While the agent's duty toward an applicant may be rather broad, it is not identical to the duty toward third parties, because the risks are different.   As Justice Cardozo stated in a landmark case concerning duty, “[t]he risk reasonably to be perceived defines the duty to be obeyed .” (Palsgraf v. Long Island R. Co. (1928) 248 N.Y. 339, 344, 162 N.E. 99, 100.)  Barrera 's discussion of duty owed to third parties addresses not the broad risk of an applicant being uninsured but, more specifically, the risk that an uninsured applicant will drive because he believes he is insured and will add himself to the number of uninsured drivers on the road.   Once the applicant has been notified that he has no insurance, the specific risk created by the insurer's silence (or misrepresentations concerning coverage) no longer exists.   Telling the applicant he is not covered will satisfy an agent's duty toward third parties by eliminating the risk that the applicant will drive because he thinks he has coverage.
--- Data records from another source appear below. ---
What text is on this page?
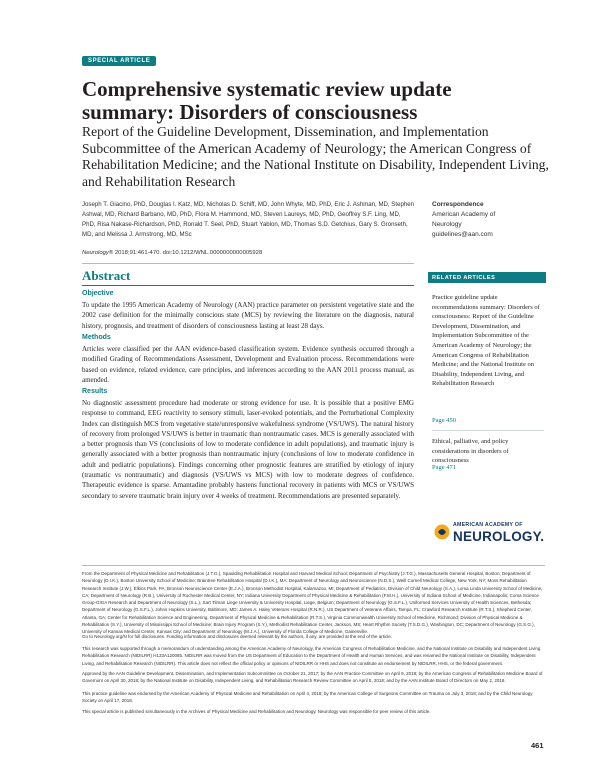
SPECIAL ARTICLE
Comprehensive systematic review update
summary: Disorders of consciousness
Report of the Guideline Development, Dissemination, and Implementation Subcommittee of the American Academy of Neurology; the American Congress of Rehabilitation Medicine; and the National Institute on Disability, Independent Living, and Rehabilitation Research
Joseph T. Giacino, PhD, Douglas I. Katz, MD, Nicholas D. Schiff, MD, John Whyte, MD, PhD, Eric J. Ashman, MD, Stephen Ashwal, MD, Richard Barbano, MD, PhD, Flora M. Hammond, MD, Steven Laureys, MD, PhD, Geoffrey S.F. Ling, MD, PhD, Risa Nakase-Richardson, PhD, Ronald T. Seel, PhD, Stuart Yablon, MD, Thomas S.D. Getchius, Gary S. Gronseth, MD, and Melissa J. Armstrong, MD, MSc
Neurology® 2018;91:461-470. doi:10.1212/WNL.0000000000005928
Correspondence
American Academy of
Neurology
guidelines@aan.com
Abstract
Objective
To update the 1995 American Academy of Neurology (AAN) practice parameter on persistent vegetative state and the 2002 case definition for the minimally conscious state (MCS) by reviewing the literature on the diagnosis, natural history, prognosis, and treatment of disorders of consciousness lasting at least 28 days.
Methods
Articles were classified per the AAN evidence-based classification system. Evidence synthesis occurred through a modified Grading of Recommendations Assessment, Development and Evaluation process. Recommendations were based on evidence, related evidence, care principles, and inferences according to the AAN 2011 process manual, as amended.
Results
No diagnostic assessment procedure had moderate or strong evidence for use. It is possible that a positive EMG response to command, EEG reactivity to sensory stimuli, laser-evoked potentials, and the Perturbational Complexity Index can distinguish MCS from vegetative state/unresponsive wakefulness syndrome (VS/UWS). The natural history of recovery from prolonged VS/UWS is better in traumatic than nontraumatic cases. MCS is generally associated with a better prognosis than VS (conclusions of low to moderate confidence in adult populations), and traumatic injury is generally associated with a better prognosis than nontraumatic injury (conclusions of low to moderate confidence in adult and pediatric populations). Findings concerning other prognostic features are stratified by etiology of injury (traumatic vs nontraumatic) and diagnosis (VS/UWS vs MCS) with low to moderate degrees of confidence. Therapeutic evidence is sparse. Amantadine probably hastens functional recovery in patients with MCS or VS/UWS secondary to severe traumatic brain injury over 4 weeks of treatment. Recommendations are presented separately.
RELATED ARTICLES
Practice guideline update recommendations summary: Disorders of consciousness: Report of the Guideline Development, Dissemination, and Implementation Subcommittee of the American Academy of Neurology; the American Congress of Rehabilitation Medicine; and the National Institute on Disability, Independent Living, and Rehabilitation Research
Page 450
Ethical, palliative, and policy considerations in disorders of consciousness
Page 471
AMERICAN ACADEMY OF
NEUROLOGY.
From the Department of Physical Medicine and Rehabilitation (J.T.G.), Spaulding Rehabilitation Hospital and Harvard Medical School; Department of Psychiatry (J.T.G.), Massachusetts General Hospital, Boston; Department of Neurology (D.I.K.), Boston University School of Medicine; Braintree Rehabilitation Hospital (D.I.K.), MA; Department of Neurology and Neuroscience (N.D.S.), Weill Cornell Medical College, New York, NY; Moss Rehabilitation Research Institute (J.W.), Elkins Park, PA; Bronson Neuroscience Center (E.J.A.), Bronson Methodist Hospital, Kalamazoo, MI; Department of Pediatrics, Division of Child Neurology (S.A.), Loma Linda University School of Medicine, CA; Department of Neurology (R.B.), University of Rochester Medical Center, NY; Indiana University Department of Physical Medicine & Rehabilitation (F.M.H.), University of Indiana School of Medicine, Indianapolis; Coma Science Group-GIGA Research and Department of Neurology (S.L.), Sart Tilman Liege University & University Hospital, Liege, Belgium; Department of Neurology (G.S.F.L.), Uniformed Services University of Health Sciences, Bethesda; Department of Neurology (G.S.F.L.), Johns Hopkins University, Baltimore, MD; James A. Haley Veterans Hospital (R.N.R.), US Department of Veterans Affairs, Tampa, FL; Crawford Research Institute (R.T.S.), Shepherd Center, Atlanta, GA; Center for Rehabilitation Science and Engineering, Department of Physical Medicine & Rehabilitation (R.T.S.), Virginia Commonwealth University School of Medicine, Richmond; Division of Physical Medicine & Rehabilitation (S.Y.), University of Mississippi School of Medicine; Brain Injury Program (S.Y.), Methodist Rehabilitation Center, Jackson, MS; Heart Rhythm Society (T.S.D.G.), Washington, DC; Department of Neurology (G.S.G.), University of Kansas Medical Center, Kansas City; and Department of Neurology (M.J.A.), University of Florida College of Medicine, Gainesville.
Go to Neurology.org/N for full disclosures. Funding information and disclosures deemed relevant by the authors, if any, are provided at the end of the article.
This research was supported through a memorandum of understanding among the American Academy of Neurology, the American Congress of Rehabilitation Medicine, and the National Institute on Disability and Independent Living Rehabilitation Research (NIDILRR) H133A120085. NIDILRR was moved from the US Department of Education to the Department of Health and Human Services, and was renamed the National Institute on Disability, Independent Living, and Rehabilitation Research (NIDILRR). This article does not reflect the official policy or opinions of NIDILRR or HHS and does not constitute an endorsement by NIDILRR, HHS, or the federal government.
Approved by the AAN Guideline Development, Dissemination, and Implementation Subcommittee on October 21, 2017; by the AAN Practice Committee on April 9, 2018; by the American Congress of Rehabilitation Medicine Board of Governors on April 30, 2018; by the National Institute on Disability, Independent Living, and Rehabilitation Research Review Committee on April 5, 2018; and by the AAN Institute Board of Directors on May 2, 2018.
This practice guideline was endorsed by the American Academy of Physical Medicine and Rehabilitation on April 4, 2018; by the American College of Surgeons Committee on Trauma on July 3, 2018; and by the Child Neurology Society on April 17, 2018.
This special article is published simultaneously in the Archives of Physical Medicine and Rehabilitation and Neurology. Neurology was responsible for peer review of this article.
461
On the other hand, Barrera does not suggest that those in the business of providing automobile insurance have unlimited duties to protect the public from the considerable risk posed by irresponsible drivers who choose to drive uninsured.   Such a duty would create an undue burden on insurers and would be impossible to discharge.   Simply telling an applicant he has no insurance cannot eliminate the risk that he will nevertheless drive uninsured and endanger third persons.   The risk that a driver will consciously drive without insurance is not a risk created by the insurance company or agent, but, rather, is a risk created entirely by the driver himself.

 To summarize, we hold that an insurance agent, broker or company has a duty not to mislead an applicant into believing erroneously that he is insured and that, per Barrera, this duty inures to the benefit of innocent third parties.

Applying this rule to the case before us, Simpson had a duty not to mislead Bowersox into believing he had insurance.   Since the facts unequivocally show that Simpson notified Bowersox he had no insurance several hours before Bowersox's truck hit the road, Simpson discharged any duty he may have had toward appellants.   Breach of duty is an essential element of a negligence claim and, here, no breach occurred.   There being no triable issue of material fact concerning breach, summary judgment was proper.


Judgment affirmed.   Costs to respondent.


1.   Nowlon v. Koram Ins. Center, Inc. (1991) 1 Cal.App.4th 1437, 2 Cal.Rptr.2d 683 relied on Barrera in holding that an insurance broker owes a duty not only to the applicant but to the class of potential victims of the insured.  (Id. at p. 1447, 2 Cal.Rptr.2d 683.)

THAXTER, Associate Justice.

ARDAIZ, P.J., and VARTABEDIAN, J., concur.